The early church’s long struggle to define orthodoxy took time, patience, careful thought and restraint – even though at times it wasn’t very good at doing it. The result was a nuanced statement that steered between one pole – that Jesus was simply a very good human being – and the other – that he was God dressed up in human clothes. The truth eventually glimpsed and embraced was not at one extreme or the other, nor even a limp compromise, but the carefully crafted, unlikely and counter-intuitive idea that held together the best insights of both sides - that he was not ‘only human’ or ‘only divine’, or 50% of each, like semi-skimmed milk, but 100% human and 100% divine, and that this (for reasons too involved to go into here) was not a contradiction in terms.  

The truth and the resolution of our dilemmas – on immigration, or Gaza, or even assisted dying, are seldom simple.
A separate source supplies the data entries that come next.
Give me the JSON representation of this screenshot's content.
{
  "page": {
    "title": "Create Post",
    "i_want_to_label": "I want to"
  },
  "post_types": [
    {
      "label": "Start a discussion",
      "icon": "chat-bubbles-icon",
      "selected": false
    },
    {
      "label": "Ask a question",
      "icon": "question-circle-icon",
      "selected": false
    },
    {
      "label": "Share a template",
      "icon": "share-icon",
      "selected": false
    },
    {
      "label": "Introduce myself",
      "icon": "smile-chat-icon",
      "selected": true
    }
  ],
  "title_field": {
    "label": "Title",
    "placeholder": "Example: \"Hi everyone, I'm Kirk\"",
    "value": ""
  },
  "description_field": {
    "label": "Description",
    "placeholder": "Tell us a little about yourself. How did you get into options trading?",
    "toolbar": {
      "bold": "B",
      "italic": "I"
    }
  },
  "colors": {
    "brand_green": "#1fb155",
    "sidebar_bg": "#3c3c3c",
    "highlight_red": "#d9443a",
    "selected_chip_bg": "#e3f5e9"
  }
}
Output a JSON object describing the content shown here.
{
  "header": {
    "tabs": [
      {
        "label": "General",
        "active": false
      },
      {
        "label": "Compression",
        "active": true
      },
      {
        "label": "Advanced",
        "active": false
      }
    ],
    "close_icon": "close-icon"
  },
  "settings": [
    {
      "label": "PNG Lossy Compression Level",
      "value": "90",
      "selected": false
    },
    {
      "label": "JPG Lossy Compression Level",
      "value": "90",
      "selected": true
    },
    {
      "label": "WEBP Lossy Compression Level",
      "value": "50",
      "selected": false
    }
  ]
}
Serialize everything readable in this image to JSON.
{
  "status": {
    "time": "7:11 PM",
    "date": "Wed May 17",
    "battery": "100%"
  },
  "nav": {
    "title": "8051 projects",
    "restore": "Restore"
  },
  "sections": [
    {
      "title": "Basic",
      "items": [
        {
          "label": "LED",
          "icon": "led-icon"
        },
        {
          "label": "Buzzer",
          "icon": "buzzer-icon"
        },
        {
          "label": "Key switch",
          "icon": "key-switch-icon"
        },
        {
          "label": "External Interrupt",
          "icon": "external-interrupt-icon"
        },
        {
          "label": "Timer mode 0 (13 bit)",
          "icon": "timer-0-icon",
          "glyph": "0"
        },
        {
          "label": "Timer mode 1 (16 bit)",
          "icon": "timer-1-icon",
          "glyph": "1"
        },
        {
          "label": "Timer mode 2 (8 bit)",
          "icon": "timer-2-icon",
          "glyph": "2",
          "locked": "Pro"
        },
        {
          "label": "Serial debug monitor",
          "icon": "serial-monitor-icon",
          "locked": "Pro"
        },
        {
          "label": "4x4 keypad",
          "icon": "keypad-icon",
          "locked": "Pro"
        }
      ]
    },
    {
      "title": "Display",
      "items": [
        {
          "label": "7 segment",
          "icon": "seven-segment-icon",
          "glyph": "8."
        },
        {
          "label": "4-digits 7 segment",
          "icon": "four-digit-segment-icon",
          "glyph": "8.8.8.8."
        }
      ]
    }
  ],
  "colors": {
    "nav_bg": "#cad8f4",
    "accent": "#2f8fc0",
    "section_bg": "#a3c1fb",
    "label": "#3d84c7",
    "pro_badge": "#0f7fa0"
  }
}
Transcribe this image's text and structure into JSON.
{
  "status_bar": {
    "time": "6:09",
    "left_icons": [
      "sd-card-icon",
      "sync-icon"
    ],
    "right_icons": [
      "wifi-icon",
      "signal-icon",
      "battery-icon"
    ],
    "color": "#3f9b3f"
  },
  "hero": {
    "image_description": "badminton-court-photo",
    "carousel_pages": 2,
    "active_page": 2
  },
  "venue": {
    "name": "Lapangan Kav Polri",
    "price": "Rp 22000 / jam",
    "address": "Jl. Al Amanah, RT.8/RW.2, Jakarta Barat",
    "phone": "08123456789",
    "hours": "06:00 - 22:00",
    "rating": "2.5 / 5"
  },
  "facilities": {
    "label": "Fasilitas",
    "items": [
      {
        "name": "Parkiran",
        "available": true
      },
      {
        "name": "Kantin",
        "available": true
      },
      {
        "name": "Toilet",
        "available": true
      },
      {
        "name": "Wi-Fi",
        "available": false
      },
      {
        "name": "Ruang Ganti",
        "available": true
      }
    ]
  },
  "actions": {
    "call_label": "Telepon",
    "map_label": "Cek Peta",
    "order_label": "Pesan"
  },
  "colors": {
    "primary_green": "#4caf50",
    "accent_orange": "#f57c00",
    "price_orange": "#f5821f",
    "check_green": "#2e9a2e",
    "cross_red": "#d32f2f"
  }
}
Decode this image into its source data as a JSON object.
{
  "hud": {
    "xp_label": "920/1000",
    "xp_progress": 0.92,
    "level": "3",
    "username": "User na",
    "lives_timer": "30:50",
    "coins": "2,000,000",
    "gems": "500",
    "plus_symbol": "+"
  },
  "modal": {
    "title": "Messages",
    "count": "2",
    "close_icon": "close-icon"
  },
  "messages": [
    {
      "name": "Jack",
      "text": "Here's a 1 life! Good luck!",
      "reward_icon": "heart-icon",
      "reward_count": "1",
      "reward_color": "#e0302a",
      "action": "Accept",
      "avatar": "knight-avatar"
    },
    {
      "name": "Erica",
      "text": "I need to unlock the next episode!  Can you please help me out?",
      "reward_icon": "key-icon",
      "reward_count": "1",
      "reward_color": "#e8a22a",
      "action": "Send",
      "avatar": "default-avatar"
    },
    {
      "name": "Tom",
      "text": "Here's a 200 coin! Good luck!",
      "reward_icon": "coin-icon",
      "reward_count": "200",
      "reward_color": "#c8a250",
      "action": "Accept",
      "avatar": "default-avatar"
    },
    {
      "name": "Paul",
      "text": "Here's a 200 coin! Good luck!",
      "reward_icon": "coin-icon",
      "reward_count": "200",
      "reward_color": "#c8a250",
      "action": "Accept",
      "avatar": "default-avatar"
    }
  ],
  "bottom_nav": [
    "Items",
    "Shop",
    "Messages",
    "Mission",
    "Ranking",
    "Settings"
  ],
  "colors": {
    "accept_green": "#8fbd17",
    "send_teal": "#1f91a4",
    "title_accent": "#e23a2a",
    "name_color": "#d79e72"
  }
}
They require nuance. They need forbearance. They need careful attention and listening to the people you instinctively disagree with to arrive at the truth. Yet our longing for a dramatic headline, our hunger for simple solutions, our algorithms that promote the most extreme opinions, all militate against this kind of patient, watchful political and social culture that would help us arrive at better solutions.  

Life is complicated. People are complicated. Solutions to vexed questions are rarely simple. We need nuance.